Coast Guard Aviation Maintenance Technician Joseph Garofalo hoisted the men in a basket, one at a time, onto the helicopter after the long flight from Kodiak.
“There was a tall cliff next to where they were,” Garofalo said. “We couldn’t get too close to them without risking our blades hitting the cliff.”
Garofalo said the top of the sea cliff was hidden in the clouds.
The helicopter’s pilot, Lt. Commander Kimberly Hess, said finding a break in the thick cloud cover, after refueling at Cold Bay, made finding the Alaskan Catch a lot easier.
But a 30-knot tailwind swirling along the cliff made her work more difficult.
“It was super windy,” she said. “But the truth is with that cliff there, I had good visual reference. It’s much harder to hoist over the water. So with the cliff there, I had something to look at, which helps me stay still.”
Hess said the rescue went about as well as she could hope for, in part because once the Alaskan Catch ran aground, its crew did everything right.
“They did a great job. Those guys saved themselves really,” she said. “[They] called for help early. They put on their survival gear. They didn’t get off their vessel. They stayed warm. They stayed dry. They never got in the water. They never tried to climb up a cliff or something like that.”
Two Weeks To Go
Hess said few Coast Guard helicopter pilots are female, but she has a characteristic that’s even more unusual for a working helicopter pilot.
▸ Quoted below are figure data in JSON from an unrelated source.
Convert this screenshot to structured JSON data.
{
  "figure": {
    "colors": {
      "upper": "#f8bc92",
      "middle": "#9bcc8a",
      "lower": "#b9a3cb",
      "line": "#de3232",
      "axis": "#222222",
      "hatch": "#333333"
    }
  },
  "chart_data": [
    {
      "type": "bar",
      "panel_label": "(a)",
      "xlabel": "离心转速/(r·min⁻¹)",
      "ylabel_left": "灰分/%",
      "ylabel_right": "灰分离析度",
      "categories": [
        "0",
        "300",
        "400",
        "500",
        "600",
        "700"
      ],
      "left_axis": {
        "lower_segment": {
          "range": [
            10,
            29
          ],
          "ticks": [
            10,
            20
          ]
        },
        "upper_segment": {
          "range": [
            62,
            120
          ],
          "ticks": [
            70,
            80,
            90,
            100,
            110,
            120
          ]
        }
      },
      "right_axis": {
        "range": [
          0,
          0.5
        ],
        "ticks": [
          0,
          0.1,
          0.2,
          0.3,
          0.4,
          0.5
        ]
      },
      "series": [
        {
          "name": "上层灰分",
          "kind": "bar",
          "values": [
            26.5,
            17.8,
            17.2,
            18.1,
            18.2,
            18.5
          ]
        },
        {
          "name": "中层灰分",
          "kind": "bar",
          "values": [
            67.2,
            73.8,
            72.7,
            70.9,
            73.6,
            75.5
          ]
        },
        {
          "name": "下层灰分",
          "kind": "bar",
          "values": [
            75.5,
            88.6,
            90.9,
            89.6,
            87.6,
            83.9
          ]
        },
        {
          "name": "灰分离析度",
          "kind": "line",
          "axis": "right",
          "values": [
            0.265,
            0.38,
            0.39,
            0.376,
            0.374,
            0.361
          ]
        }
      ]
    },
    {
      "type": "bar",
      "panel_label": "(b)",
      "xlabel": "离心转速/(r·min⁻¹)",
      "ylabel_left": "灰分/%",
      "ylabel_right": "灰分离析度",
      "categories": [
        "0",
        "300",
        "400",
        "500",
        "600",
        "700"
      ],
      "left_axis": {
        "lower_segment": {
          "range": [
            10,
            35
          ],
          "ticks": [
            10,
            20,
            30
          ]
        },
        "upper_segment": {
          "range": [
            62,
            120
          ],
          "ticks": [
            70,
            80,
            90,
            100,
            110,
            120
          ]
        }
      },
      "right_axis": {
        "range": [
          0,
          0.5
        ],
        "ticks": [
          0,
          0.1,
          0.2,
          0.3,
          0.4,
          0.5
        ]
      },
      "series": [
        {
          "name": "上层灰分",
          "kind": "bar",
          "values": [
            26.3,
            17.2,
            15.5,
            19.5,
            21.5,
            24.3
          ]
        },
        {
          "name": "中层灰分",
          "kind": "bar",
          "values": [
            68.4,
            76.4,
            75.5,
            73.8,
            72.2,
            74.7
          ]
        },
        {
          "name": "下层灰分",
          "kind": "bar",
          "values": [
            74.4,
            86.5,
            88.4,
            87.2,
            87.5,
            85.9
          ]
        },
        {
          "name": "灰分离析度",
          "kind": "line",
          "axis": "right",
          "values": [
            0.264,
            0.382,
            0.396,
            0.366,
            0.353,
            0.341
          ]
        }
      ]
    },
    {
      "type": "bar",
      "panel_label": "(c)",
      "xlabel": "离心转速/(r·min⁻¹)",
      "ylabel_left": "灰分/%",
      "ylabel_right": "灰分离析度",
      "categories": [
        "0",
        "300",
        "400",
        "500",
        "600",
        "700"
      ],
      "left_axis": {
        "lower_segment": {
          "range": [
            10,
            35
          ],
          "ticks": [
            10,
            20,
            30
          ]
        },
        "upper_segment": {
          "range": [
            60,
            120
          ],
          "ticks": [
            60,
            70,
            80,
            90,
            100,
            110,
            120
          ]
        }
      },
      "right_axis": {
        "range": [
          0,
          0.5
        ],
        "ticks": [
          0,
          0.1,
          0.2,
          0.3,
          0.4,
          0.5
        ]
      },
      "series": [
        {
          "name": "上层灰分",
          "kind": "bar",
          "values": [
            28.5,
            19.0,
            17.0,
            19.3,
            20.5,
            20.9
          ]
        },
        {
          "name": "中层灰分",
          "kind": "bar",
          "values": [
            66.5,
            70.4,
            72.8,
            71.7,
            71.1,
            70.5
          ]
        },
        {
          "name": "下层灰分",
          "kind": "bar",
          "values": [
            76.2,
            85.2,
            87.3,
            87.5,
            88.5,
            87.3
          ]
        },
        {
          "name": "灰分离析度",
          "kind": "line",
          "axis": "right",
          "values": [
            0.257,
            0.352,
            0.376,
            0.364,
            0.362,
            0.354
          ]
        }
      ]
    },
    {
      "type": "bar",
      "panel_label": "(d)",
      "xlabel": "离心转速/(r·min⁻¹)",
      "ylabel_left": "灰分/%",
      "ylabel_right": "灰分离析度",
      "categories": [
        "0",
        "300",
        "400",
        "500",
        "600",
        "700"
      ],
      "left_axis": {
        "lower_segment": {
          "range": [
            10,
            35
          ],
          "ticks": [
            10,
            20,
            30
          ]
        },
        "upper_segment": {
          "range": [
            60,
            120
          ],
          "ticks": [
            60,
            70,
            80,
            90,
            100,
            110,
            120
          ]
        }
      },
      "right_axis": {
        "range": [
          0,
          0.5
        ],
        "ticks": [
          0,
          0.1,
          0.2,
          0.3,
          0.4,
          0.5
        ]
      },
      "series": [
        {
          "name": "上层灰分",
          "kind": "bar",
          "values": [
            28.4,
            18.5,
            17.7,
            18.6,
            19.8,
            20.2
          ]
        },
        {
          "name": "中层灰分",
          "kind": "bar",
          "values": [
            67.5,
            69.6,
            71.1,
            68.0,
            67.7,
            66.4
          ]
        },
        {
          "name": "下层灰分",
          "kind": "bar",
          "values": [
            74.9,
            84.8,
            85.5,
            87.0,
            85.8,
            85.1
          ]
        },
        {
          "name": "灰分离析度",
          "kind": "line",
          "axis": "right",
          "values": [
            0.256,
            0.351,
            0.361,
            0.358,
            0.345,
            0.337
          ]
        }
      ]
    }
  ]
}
“I am almost six months pregnant,” she said in the Coast Guard’s Dutch Harbor office after the rescue. “You can fly up until the end of your second trimester, and I’ve got a couple weeks left, then I’ll be done.”
“So my baby girl has saved three lives at this point,” Hess said and laughed. “She’s chalking them up.”
Hess also piloted the rescue of a man who had a stroke and seizures on the cargo ship Elsa about 150 miles south of Kodiak Island in July.
The Alaskan Catch rescue was the first for flight mechanic Joseph Garofalo. Hess said a celebration was in order after someone does their first rescue.
“If you’re not six months pregnant, you definitely go out and have a beer, but we’re going to have to come up with something else,” she said.
The crew agreed that milkshakes would make a good substitute.
There was little celebration down the road at the Carl Moses boat dock, where the Foreigner returned after helping with the rescue. Both boats’ crews squeezed onto the Foreigner at the end of a very long day.
Basargin said he was glad no one was hurt. He also said he didn’t know whether his insurance would cover the loss.
“We were parked in this same stall this morning,” Reutov said of the two friends’ nearly identical boats. “Now one of them’s gone.”